Release of IAF and IGF Drives Standardized Identity Assurances and Policy-Based Data and Privacy Protection across Identity-Enabled Applications and Networks
Liberty Alliance, the global identity community working to build a more trust-worthy internet for consumers, governments and businesses worldwide, today announced an industry milestone in driving trust and privacy into enterprise and identity-enabled applications based on the release of the Liberty Identity Assurance Framework (IAF) and the Liberty Identity Governance Framework (IGF). Today’s news is the result of the collaborative development of standardized frameworks and technologies designed to meet cross-industry requirements for policy-based security and privacy systems, with a focus on streamlining the establishment and management of identity and trust across user-driven applications and networks.
The IAF has been developed within the Liberty Identity Assurance Expert Group and public special interest group under the leadership of Frank Villavicencio, director, Citi Global Transaction Services and Alex Popowycz, vice president, Fidelity Investments. The IAF defines a global standard framework and necessary support programs for validating trusted identity assurance service providers in a way that scales, empowers business processes and fosters the deployment of identity federation networks, by standardizing four identity assurance levels and the related certification process for credential service providers. The protocol independent IAF makes it easier and more cost effective for organizations to link identity federations together based on a uniform definition of the security and privacy risks associated with each level of identity assurance. More information about the IAF is available by viewing today’s corresponding Liberty Alliance Releases Identity Assurance Framework press release.

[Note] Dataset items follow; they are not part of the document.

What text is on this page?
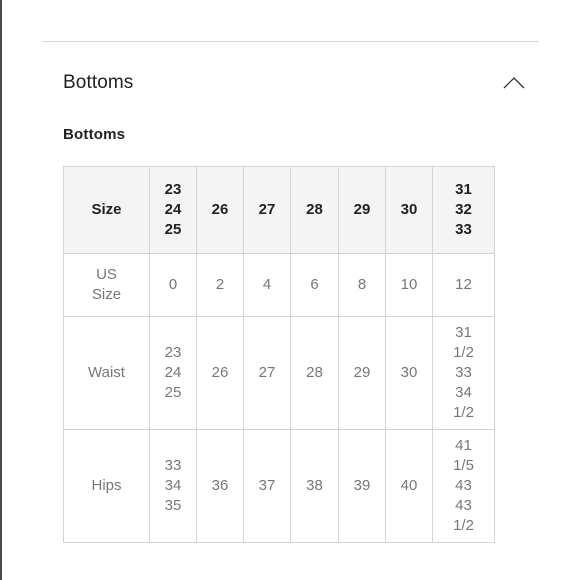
Bottoms
Bottoms
Size	23
24
25	26	27	28	29	30	31
32
33

US
Size	0	2	4	6	8	10	12
Waist	23
24
25	26	27	28	29	30	31
1/2
33
34
1/2

Hips	33
34
35	36	37	38	39	40	41
1/5
43
43
1/2
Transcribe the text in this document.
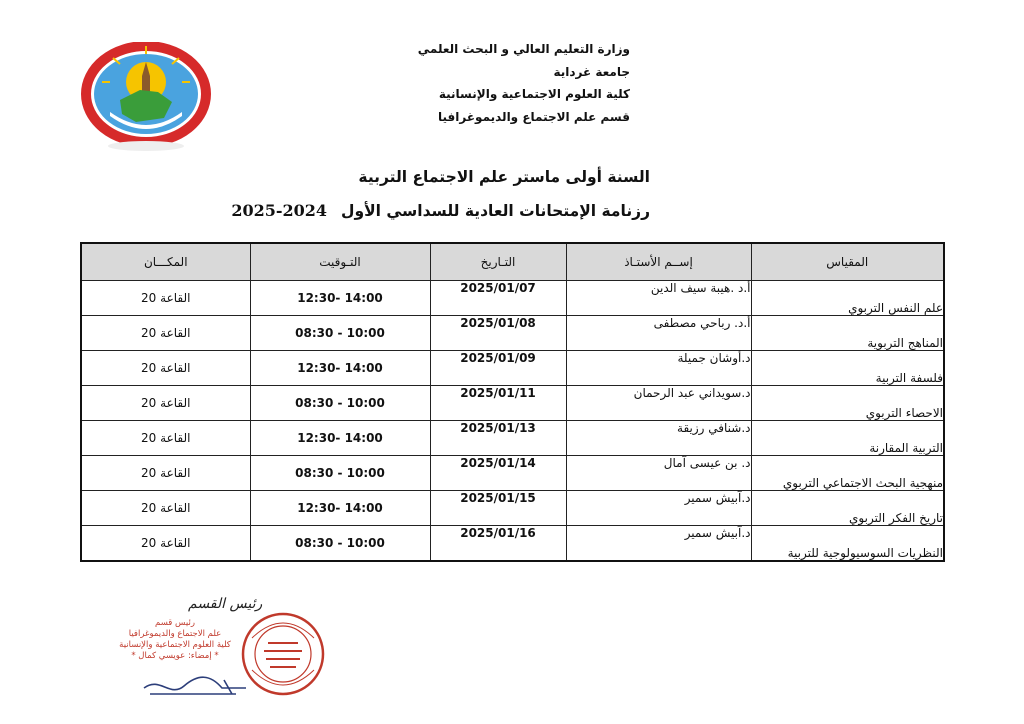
وزارة التعليم العالي و البحث العلمي
جامعة غرداية
كلية العلوم الاجتماعية والإنسانية
قسم علم الاجتماع والديموغرافيا
السنة أولى ماستر علم الاجتماع التربية
رزنامة الإمتحانات العادية للسداسي الأول2024-2025
المقياس	إســم الأستـاذ	التـاريخ	التـوقيت	المكـــان
علم النفس التربوي	أ.د .هيبة سيف الدين	2025/01/07	12:30- 14:00	القاعة 20
المناهج التربوية	أ.د. رباحي مصطفى	2025/01/08	08:30 - 10:00	القاعة 20
فلسفة التربية	د.أوشان جميلة	2025/01/09	12:30- 14:00	القاعة 20
الاحصاء التربوي	د.سويداني عبد الرحمان	2025/01/11	08:30 - 10:00	القاعة 20
التربية المقارنة	د.شنافي رزيقة	2025/01/13	12:30- 14:00	القاعة 20
منهجية البحث الاجتماعي التربوي	د. بن عيسى آمال	2025/01/14	08:30 - 10:00	القاعة 20
تاريخ الفكر التربوي	د.آبيش سمير	2025/01/15	12:30- 14:00	القاعة 20
النظريات السوسيولوجية للتربية	د.آبيش سمير	2025/01/16	08:30 - 10:00	القاعة 20
رئيس القسم
رئيس قسم
علم الاجتماع والديموغرافيا
كلية العلوم الاجتماعية والإنسانية
* إمضاء: عويسي كمال *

The IGF has been developed within the global Liberty Alliance Technology Expert Group (TEG) and with open source implementation ongoing at OpenLiberty.org. IGF is the industry’s first declarative policy framework for managing identity flows within organizations motivated by regulatory requirements such as the European Data Protection Initiative, Gramm-Leach-Bliley Act, PCI Security Standard and Sarbanes-Oxley. IGF helps enterprises reduce risk associated with managing identity data by creating a standard for defining enterprise-level policies and controls for consumer consent for sharing sensitive personal information, including personally identifiable information. Such policies ensure that identity-enabled enterprise applications can be deployed and managed securely across enterprise networks. More information about the IGF is available by viewing today’s corresponding Liberty Alliance Announces First Release of Identity Governance Framework Components press release.
“With today’s announcements, Liberty Alliance is delivering on its promise to provide developers, system integrators and organizations in every sector with standardized business and policy frameworks to help build and deploy more trusted identity-enabled enterprise and user-driven applications,” said Roger Sullivan, president of the Liberty Alliance Management Board and vice president, Oracle Identity Management. “The Liberty Identity Assurance Framework and the Liberty Identity Governance Framework help organizations enable a variety of new business services by making it easier to address the business and policy pain points involved in managing identity relationships and user privacy across multiple identity systems.”
The release of the IAF and IGF provide organizations with a portfolio of solutions for driving policy into identity systems in order to better manage the many identity relationships spanning organizations and applications. The protocol independent IAF lays the foundation for establishing standardized identity assurances and the requirements an enterprise or group of enterprises should meet in order to obtain IAF certification. The IGF allows for the creation and updating of policy for protecting identity information and provides enterprises with tools for policy enforcement, decision explanation and auditing. The frameworks speed the advancement of interoperable and secure policy-based identity solutions across vertical markets and regions to better protect consumers against identity theft and fraud and to help organizations meet a variety of global regulatory requirements. The first versions of the IAF andIGF released today are available.
“Identity assurance makes user authentication meaningful. Without it, there is too much risk that the authentication has been compromised,” said Mark Diodati, senior analyst, Identity and Privacy Strategies, Burton Group. “Standards-based identity assurance definitions and attestation functions are particularly important for scalable federation environments, because organizations need a way to ensure that their partners’ identity assurance processes are commensurate with the security needs of the application.”